Reputation: 1877
I created two tables and did the following:
Table 1: (students)
CREATE TABLE student(s int, n int, d int, PRIMARY KEY(s), FOREIGN KEY(d) REFERENCES dep(d));
Table 2: (dep)
CREATE TABLE dep(d int, n int, PRIMARY KEY(d));
So, if i understand correctly, d is a foreign key of table 1 and it references to the primary key of the department. Therefore, The primary key of dep have to match the d in students. However when I do the following
INSERT INTO dep (1,2);
The statement finished with no error? The students table is empty, how could the data be inserted when its primary key is referenced?
Please help, thanks.
By the way I was able to insert into student freely even dep does not have corresponding value. Do you guys think it's because of mysql vs. oracle?
mysql> select * from student;
+---+------+------+
| s | n | d |
+---+------+------+
| 5 | 5 | 5 |
+---+------+------+
1 row in set (0.00 sec)
mysql> select * from dep;
+---+------+
| d | n |
+---+------+
| 1 | 2 |
+---+------+
1 row in set (0.00 sec)
Upvotes: 0
Views: 84
Reputation: 122032
As usual, when you insert data into the detail table and master table has no corresponding values, you got an error - 'Cannot add or update a child row: a foreign key constraint fails...'.
But when the FOREIGN_KEY_CHECKS
variable is set to 0, MySQL ignores foreign key constraints -
SET FOREIGN_KEY_CHECKS=0;
INSERT INTO student VALUES (5,5,5); -- no errors
SET FOREIGN_KEY_CHECKS=1;
Upvotes: 0
Reputation: 9476
You can insert into the department
table as there is no constraint on this table.

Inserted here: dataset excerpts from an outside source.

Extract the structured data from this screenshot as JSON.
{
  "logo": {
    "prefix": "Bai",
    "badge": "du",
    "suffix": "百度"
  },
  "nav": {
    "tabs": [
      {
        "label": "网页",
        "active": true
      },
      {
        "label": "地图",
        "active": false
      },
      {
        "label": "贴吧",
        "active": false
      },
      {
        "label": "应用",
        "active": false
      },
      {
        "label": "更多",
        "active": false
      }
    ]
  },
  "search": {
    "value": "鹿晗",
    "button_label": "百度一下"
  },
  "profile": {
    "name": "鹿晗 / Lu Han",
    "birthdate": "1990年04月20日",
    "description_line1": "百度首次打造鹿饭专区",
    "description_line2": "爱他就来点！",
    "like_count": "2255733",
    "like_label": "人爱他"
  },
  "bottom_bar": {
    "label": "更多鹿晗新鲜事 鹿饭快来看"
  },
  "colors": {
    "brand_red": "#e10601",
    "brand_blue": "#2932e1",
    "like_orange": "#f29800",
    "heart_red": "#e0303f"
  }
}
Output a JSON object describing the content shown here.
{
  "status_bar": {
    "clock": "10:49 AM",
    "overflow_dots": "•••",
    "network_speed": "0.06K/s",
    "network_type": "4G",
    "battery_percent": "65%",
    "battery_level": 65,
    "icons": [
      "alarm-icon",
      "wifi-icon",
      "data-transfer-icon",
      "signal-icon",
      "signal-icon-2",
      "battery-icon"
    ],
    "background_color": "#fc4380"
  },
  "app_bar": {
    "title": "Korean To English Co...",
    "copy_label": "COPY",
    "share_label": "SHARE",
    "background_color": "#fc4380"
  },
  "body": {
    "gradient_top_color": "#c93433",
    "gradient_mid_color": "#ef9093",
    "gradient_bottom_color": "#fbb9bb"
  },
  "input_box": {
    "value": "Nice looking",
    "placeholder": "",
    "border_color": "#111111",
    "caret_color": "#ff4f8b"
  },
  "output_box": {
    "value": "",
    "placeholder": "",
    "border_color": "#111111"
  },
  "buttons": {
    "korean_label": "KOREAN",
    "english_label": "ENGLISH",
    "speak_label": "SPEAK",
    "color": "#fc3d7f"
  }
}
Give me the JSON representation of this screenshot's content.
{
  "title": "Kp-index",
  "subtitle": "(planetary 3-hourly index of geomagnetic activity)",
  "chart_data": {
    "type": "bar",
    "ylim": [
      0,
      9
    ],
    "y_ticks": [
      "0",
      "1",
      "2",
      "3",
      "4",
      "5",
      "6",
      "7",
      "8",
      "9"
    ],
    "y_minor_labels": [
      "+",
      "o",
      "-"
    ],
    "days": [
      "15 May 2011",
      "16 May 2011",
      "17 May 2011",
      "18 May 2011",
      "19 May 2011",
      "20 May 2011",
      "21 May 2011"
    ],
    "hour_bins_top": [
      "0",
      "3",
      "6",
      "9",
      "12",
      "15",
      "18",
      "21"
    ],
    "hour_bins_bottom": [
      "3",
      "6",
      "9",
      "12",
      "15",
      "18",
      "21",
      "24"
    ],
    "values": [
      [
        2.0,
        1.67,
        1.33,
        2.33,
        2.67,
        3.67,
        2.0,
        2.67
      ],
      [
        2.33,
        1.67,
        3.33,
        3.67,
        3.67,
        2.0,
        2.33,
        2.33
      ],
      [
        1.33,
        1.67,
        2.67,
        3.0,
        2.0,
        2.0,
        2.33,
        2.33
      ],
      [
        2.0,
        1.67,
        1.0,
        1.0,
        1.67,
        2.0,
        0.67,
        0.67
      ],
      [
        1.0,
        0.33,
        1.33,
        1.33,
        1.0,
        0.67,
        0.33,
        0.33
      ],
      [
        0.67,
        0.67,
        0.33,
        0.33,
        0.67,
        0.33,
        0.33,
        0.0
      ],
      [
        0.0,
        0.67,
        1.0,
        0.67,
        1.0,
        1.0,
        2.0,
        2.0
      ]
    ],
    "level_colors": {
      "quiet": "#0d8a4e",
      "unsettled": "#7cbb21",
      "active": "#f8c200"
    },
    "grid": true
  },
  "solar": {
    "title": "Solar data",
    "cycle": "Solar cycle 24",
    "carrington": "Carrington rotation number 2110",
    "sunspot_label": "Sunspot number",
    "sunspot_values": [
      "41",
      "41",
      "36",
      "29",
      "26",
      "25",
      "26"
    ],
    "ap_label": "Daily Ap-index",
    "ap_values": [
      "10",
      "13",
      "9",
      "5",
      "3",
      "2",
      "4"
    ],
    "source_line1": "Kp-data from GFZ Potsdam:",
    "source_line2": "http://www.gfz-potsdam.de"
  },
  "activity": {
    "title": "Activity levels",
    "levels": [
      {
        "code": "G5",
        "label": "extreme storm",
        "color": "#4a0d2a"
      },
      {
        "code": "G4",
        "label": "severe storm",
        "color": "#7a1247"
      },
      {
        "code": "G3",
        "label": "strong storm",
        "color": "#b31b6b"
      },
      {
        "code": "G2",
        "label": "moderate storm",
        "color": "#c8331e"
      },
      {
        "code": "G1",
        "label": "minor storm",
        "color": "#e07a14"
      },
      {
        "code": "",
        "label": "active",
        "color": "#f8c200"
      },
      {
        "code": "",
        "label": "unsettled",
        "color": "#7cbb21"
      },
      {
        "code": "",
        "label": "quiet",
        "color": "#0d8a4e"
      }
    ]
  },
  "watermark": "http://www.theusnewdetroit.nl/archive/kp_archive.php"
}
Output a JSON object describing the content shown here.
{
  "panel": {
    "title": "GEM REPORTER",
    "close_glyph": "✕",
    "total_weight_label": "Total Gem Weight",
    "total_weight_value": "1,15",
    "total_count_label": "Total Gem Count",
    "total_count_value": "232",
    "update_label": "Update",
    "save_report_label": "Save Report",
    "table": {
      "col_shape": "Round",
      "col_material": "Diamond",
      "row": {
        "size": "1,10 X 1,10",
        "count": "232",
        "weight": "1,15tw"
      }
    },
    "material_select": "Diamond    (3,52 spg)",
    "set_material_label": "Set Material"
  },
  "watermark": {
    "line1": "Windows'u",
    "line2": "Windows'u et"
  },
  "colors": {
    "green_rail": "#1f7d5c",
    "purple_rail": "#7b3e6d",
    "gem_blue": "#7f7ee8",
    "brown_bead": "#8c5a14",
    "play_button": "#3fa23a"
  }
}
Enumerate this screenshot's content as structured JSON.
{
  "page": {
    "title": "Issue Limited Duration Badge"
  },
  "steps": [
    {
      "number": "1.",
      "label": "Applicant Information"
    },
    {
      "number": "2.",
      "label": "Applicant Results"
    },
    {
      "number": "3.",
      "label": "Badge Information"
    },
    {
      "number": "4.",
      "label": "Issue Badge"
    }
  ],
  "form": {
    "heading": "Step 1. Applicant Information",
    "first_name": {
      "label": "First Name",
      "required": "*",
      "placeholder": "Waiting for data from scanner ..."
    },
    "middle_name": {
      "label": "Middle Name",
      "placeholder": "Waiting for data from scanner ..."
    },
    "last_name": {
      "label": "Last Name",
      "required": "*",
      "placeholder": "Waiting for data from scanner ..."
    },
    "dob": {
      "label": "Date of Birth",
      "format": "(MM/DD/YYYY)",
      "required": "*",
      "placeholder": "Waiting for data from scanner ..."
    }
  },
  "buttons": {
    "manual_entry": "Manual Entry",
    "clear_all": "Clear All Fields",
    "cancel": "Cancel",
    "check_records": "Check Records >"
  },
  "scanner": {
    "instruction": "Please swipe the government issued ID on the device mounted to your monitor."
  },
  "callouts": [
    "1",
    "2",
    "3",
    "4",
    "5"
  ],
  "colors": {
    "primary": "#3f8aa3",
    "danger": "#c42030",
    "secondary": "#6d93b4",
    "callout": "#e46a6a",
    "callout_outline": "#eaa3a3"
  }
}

If you will try to add a row in student table with the random department number , which is not present in the department table, then it will give you the constraint error.
Example :If you will try
insert into student values (1, 4, 1034);
And if there is no row in the department table with the value of primary key 1034
, then it will give the foreign key constraint.
What you need to do is insert your data starting from the parent down.
If you need to delete data you actually have to go the other way, delete the items before you delete the parent order record.
Upvotes: 1
Reputation: 3569
You've got your understanding the wrong way round. What you've done in your sql is ensure that when you enter a Student
, the value for d
must exist as a value in dep.d
if you said
insert into student values (1, 2, 3)
then this would fail if there was no row in dep
with d
equal to 3
Upvotes: 2
Reputation: 2450
The student table has the foreign key d which is the primary key of the dep table. The student table is the one dependent on the dep table. The dep table has no such dependence on the student table. The constraint is on the student table to have a value of d that should always be in dep table.
Inserting a record into the student table with an invalid value for d WILL cause the error.